Late Middle English (as a plural noun denoting fragments of uneaten food): from Old Norse skrap scraps; related to skrapa to scrape. The verb dates from the late 19th century. — from Oxford online
Small detached piece of something, fragment, remnant, (pl.) odds and ends, useless remains… — from Concise Oxford 1973-74 (my copy bought for university)
I’m thinking about scraps and fragments and, yes, remnants. I just made a comforter for the crib we’ve recently bought for visiting grandbabies. We have a smaller portable crib which has been fine until now but babies grow and this crib has the added feature of converting to a toddler bed. Grandson Arthur will come for Christmas and I thought I’d use some scraps of quilt batting to make a crib-size comforter. And then I wanted to make a cosy cover for it. I had enough blue striped flannel for one side so I found a remnant of that pink print at the wonderful Dressew on Hastings Street in Vancouver the other day. And sewing, I thought of all the quilts I’d pieced together at the kitchen table, all the remnants and scraps that somehow became something larger than themselves. I don’t like waste. I have baskets and bins of little pieces of fabric and I love to find new functions, new meanings for them.
It’s the same with writing. I’ve been revising the essays that will form a collection called Euclid’s Orchard, to be published next September.
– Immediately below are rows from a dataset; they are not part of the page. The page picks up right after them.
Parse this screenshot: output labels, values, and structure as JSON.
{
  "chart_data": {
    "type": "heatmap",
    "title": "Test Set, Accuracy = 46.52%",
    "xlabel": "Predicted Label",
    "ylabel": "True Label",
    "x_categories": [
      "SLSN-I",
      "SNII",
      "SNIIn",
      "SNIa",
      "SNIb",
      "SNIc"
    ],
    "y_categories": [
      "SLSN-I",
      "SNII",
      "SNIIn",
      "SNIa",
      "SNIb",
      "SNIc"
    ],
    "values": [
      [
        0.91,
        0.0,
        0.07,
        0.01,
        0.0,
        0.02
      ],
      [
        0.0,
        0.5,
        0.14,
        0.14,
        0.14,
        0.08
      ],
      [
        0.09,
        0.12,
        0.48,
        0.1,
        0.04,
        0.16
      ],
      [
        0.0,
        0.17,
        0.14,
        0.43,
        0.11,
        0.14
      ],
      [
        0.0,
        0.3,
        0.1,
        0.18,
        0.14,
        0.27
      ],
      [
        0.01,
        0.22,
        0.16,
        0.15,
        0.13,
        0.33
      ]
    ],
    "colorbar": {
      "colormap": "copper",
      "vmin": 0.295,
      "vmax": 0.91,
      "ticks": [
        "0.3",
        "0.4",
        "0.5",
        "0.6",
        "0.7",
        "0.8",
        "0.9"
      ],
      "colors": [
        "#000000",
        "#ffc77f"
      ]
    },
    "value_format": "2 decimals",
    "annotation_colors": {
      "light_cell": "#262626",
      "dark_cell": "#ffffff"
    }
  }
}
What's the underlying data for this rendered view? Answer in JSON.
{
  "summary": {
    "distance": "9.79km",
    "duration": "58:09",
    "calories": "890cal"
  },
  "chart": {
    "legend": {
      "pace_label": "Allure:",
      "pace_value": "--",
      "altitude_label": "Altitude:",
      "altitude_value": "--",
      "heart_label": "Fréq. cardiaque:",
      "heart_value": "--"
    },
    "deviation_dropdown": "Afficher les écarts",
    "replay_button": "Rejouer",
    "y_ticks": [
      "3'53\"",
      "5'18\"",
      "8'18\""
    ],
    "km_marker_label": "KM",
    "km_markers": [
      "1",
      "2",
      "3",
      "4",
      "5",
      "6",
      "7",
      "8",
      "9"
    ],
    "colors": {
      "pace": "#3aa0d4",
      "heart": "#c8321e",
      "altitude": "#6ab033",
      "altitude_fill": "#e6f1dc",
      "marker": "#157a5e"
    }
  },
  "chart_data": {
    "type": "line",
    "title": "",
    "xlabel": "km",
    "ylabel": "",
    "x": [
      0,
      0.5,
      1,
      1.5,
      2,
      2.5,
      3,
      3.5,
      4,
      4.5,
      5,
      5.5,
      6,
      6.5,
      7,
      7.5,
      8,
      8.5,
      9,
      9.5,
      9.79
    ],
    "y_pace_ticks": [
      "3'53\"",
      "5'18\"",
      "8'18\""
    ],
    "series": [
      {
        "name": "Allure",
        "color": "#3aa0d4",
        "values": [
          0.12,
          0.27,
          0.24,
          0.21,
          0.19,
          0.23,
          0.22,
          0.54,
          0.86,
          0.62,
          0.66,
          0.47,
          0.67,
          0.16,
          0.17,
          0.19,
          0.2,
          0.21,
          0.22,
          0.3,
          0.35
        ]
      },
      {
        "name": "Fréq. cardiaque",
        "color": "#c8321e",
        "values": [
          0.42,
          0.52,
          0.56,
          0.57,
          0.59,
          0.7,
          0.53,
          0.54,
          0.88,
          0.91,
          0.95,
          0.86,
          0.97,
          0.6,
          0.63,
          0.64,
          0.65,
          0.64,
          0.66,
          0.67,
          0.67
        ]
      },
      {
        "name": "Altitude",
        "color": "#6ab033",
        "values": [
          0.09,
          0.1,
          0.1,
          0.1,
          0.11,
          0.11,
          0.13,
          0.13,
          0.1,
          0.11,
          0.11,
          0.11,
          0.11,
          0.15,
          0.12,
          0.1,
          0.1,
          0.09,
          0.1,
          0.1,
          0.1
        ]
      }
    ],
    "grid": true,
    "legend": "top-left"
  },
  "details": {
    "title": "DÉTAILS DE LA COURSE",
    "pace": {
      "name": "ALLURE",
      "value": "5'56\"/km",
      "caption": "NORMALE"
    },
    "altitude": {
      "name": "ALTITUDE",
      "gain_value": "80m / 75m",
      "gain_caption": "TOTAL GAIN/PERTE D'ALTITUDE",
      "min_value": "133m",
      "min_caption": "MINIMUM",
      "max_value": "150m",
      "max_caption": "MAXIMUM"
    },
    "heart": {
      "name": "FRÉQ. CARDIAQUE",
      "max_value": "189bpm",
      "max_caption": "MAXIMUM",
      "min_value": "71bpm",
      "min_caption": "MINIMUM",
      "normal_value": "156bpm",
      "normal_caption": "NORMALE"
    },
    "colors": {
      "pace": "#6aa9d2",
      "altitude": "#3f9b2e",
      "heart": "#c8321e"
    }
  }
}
One of the essays is called “Tokens” and it is a series of linked meditations about my mother, my attempts to find out about her biological parents (she was given up at birth), and also to find out who she was all the years she was my mother. And in the process of writing about her, she was there in the room — the bottle of My Sin perfume my father brought her as a gift in (I think) 1962, still 3/4 full; her Harris tweed coat nearby, her scent still in the satin lining. Her sayings, always a little off: “Let’s play it by air.” “He was mad as a hatter.” (This, to explain someone’s anger.) “By the same token.” (For anything.)
Winter is a good time for thinking about scraps, fragments. The Ptolemaic scrap of papyrus with three lines from Book 20 of the Odyssey that don’t exist in other versions of the poem. Unfinished music. Emily Dickinson’s Envelope Poems. The Archimedes palimpsest, which I remembered this morning: years ago I read about the cleaning of a 13th c. prayer book that contained (partly erased but recoverable by delicate conservation practices) two treatises by Archimedes, the Greek mathematician and physicist (and astronomer, inventor…) who lived from around 287 B.C. until around 212. There’s so much still hidden, so much to be discovered, often in fragments, like the lines of the Odyssey, to offer us moments of the world before us.
The other night, John and I had dinner with our son Brendan who was in Vancouver for some math work at UBC — conferring with a research partner and giving a seminar. We asked for news of our grandchildren and I loved hearing how Kelly, who is 2, refers to her Daddy’s work. She calls it “counting by the vending machines.” When she and her mum and brother visit her Dad at his job (mathematics professor at a big Canadian university), they meet up at the vending machines in the lobby. And math? Well, it’s a kind of counting.